Muchas personas oran y claman a Dios, citan las escrituras relevantes, pero se levantan de la oración preguntándose si Dios las responderá. Este pensamiento suyo anula sus oraciones. Lamentablemente, no recibirán la respuesta deseada. Toda oración hecha con dudas es una oración que no debe ser respondida. Hasta que tenga fe en que ya los tiene, no serán suyos.

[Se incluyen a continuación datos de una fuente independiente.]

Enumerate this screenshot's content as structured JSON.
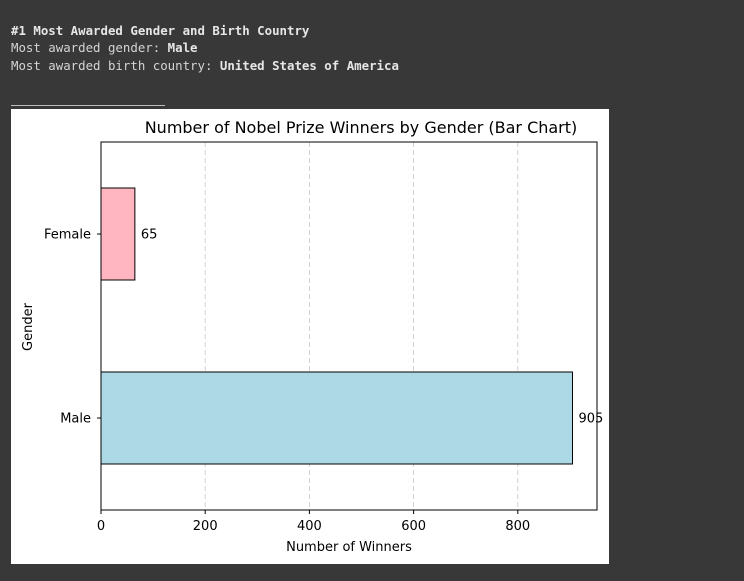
{
  "output": {
    "heading": "#1 Most Awarded Gender and Birth Country",
    "gender_label": "Most awarded gender: ",
    "gender_value": "Male",
    "country_label": "Most awarded birth country: ",
    "country_value": "United States of America"
  },
  "chart_data": {
    "type": "bar",
    "orientation": "horizontal",
    "title": "Number of Nobel Prize Winners by Gender (Bar Chart)",
    "xlabel": "Number of Winners",
    "ylabel": "Gender",
    "categories": [
      "Male",
      "Female"
    ],
    "values": [
      905,
      65
    ],
    "colors": [
      "#add8e6",
      "#ffb6c1"
    ],
    "xlim": [
      0,
      952
    ],
    "xticks": [
      0,
      200,
      400,
      600,
      800
    ],
    "grid": "x-dashed"
  }
}
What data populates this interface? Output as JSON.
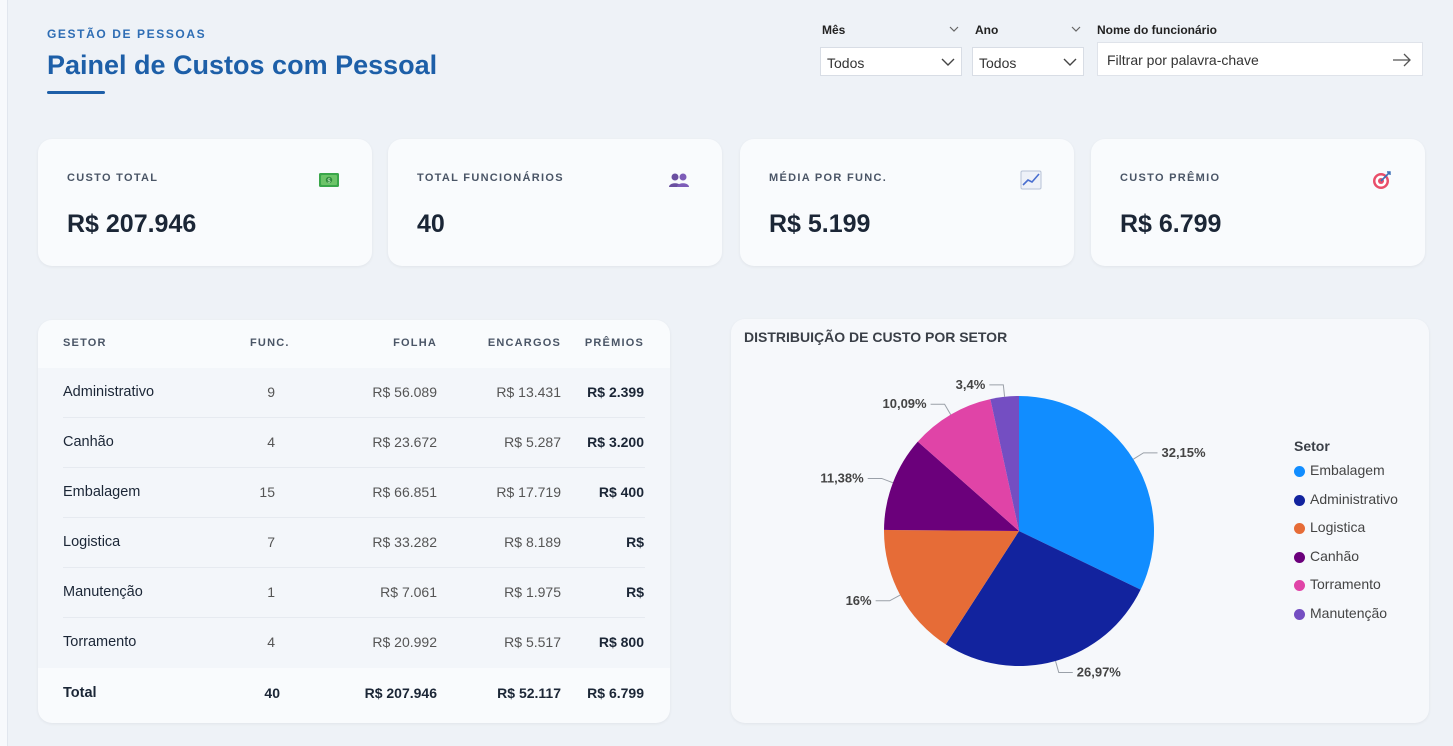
{
  "header": {
    "eyebrow": "GESTÃO DE PESSOAS",
    "title": "Painel de Custos com Pessoal"
  },
  "filters": {
    "month_label": "Mês",
    "month_value": "Todos",
    "year_label": "Ano",
    "year_value": "Todos",
    "employee_label": "Nome do funcionário",
    "employee_placeholder": "Filtrar por palavra-chave"
  },
  "kpis": [
    {
      "label": "CUSTO TOTAL",
      "value": "R$ 207.946",
      "icon": "money-icon"
    },
    {
      "label": "TOTAL FUNCIONÁRIOS",
      "value": "40",
      "icon": "people-icon"
    },
    {
      "label": "MÉDIA POR FUNC.",
      "value": "R$ 5.199",
      "icon": "chart-trend-icon"
    },
    {
      "label": "CUSTO PRÊMIO",
      "value": "R$ 6.799",
      "icon": "target-icon"
    }
  ],
  "table": {
    "headers": {
      "setor": "SETOR",
      "func": "FUNC.",
      "folha": "FOLHA",
      "encargos": "ENCARGOS",
      "premios": "PRÊMIOS"
    },
    "rows": [
      {
        "setor": "Administrativo",
        "func": "9",
        "folha": "R$ 56.089",
        "encargos": "R$ 13.431",
        "premios": "R$ 2.399"
      },
      {
        "setor": "Canhão",
        "func": "4",
        "folha": "R$ 23.672",
        "encargos": "R$ 5.287",
        "premios": "R$ 3.200"
      },
      {
        "setor": "Embalagem",
        "func": "15",
        "folha": "R$ 66.851",
        "encargos": "R$ 17.719",
        "premios": "R$ 400"
      },
      {
        "setor": "Logistica",
        "func": "7",
        "folha": "R$ 33.282",
        "encargos": "R$ 8.189",
        "premios": "R$"
      },
      {
        "setor": "Manutenção",
        "func": "1",
        "folha": "R$ 7.061",
        "encargos": "R$ 1.975",
        "premios": "R$"
      },
      {
        "setor": "Torramento",
        "func": "4",
        "folha": "R$ 20.992",
        "encargos": "R$ 5.517",
        "premios": "R$ 800"
      }
    ],
    "total": {
      "setor": "Total",
      "func": "40",
      "folha": "R$ 207.946",
      "encargos": "R$ 52.117",
      "premios": "R$ 6.799"
    }
  },
  "chart_data": {
    "type": "pie",
    "title": "DISTRIBUIÇÃO DE CUSTO POR SETOR",
    "legend_title": "Setor",
    "legend_position": "right",
    "slices": [
      {
        "name": "Embalagem",
        "value": 32.15,
        "label": "32,15%",
        "color": "#118dff"
      },
      {
        "name": "Administrativo",
        "value": 26.97,
        "label": "26,97%",
        "color": "#12239e"
      },
      {
        "name": "Logistica",
        "value": 16.0,
        "label": "16%",
        "color": "#e66c37"
      },
      {
        "name": "Canhão",
        "value": 11.38,
        "label": "11,38%",
        "color": "#6b007b"
      },
      {
        "name": "Torramento",
        "value": 10.09,
        "label": "10,09%",
        "color": "#e044a7"
      },
      {
        "name": "Manutenção",
        "value": 3.4,
        "label": "3,4%",
        "color": "#744ec2"
      }
    ]
  }
}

Pablo le dijo a Timoteo que peleara con las profecías acerca de él en la fe. Dios ha declarado las profecías acerca de ti; ahora tienes que luchar con estas profecías para verlas cumplidas en tu vida y debes hacerlo con fe. Dios está buscando fe en ti para entregarte tus bienes. La fe es la moneda para la transacción entre usted y Dios.

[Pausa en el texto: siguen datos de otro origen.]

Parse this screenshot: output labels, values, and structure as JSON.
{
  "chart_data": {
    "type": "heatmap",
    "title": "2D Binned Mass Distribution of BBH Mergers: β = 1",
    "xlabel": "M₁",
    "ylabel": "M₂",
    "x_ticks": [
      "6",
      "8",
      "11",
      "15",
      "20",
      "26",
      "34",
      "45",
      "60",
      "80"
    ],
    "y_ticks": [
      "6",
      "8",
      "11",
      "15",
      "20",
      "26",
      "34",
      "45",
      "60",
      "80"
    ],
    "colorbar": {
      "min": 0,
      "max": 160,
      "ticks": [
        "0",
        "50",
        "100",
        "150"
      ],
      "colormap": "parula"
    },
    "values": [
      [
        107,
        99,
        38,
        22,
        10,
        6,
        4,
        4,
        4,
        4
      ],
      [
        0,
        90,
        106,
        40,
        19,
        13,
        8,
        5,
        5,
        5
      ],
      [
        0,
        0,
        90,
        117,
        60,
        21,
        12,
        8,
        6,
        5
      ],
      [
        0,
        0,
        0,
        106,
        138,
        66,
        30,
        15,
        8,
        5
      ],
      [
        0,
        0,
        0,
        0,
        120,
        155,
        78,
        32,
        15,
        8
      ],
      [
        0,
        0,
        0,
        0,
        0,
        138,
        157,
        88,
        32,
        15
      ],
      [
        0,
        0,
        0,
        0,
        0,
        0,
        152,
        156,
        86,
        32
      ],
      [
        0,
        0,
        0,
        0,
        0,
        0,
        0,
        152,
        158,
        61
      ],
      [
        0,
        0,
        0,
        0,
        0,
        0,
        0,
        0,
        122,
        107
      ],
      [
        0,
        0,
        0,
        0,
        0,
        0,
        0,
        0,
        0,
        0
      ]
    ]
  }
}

Fe es creer en tu corazón que recibes tus oraciones contestadas y decir lo que crees con tu boca. La fe que funciona es una fe que habla. Hasta que lo diga, su fe no es firme. La escritura dice que tendrás lo que dices. Es una prueba de que realmente crees en Dios, de que tienes fe en Dios.

La fe está actuando sobre la palabra de Dios (Lucas 5: 5). Continuará obedeciendo las instrucciones de Dios, incluso si no tiene sentido para usted o si no hay señales de que la palabra se cumplirá. Se aferra a las profecías hasta que veas su cumplimiento en tu vida.

Abraham fue un hombre que mantuvo la profecía sobre su fecundidad hasta que recibió a Isaac. Su cuerpo y el de Sarah ya eran muy viejos, pero eso no le impidió creer la palabra de Dios. No dudó en absoluto, incluso cuando permaneció durante años, sino que se fortaleció en la fe, alabando a Dios. Estaba completamente persuadido de que Dios pudo cumplir lo que había prometido (Romanos 4: 18 – 21). Seguramente, el Señor cumplió lo que le prometió a Abraham al darle a Isaac; sin embargo, tomó un tiempo antes de que se cumpliera.

Por lo tanto, cualquiera que sea la guerra en la que te encuentres involucrado ahora, asegúrate de luchar en fe y recibirás tus oraciones contestadas.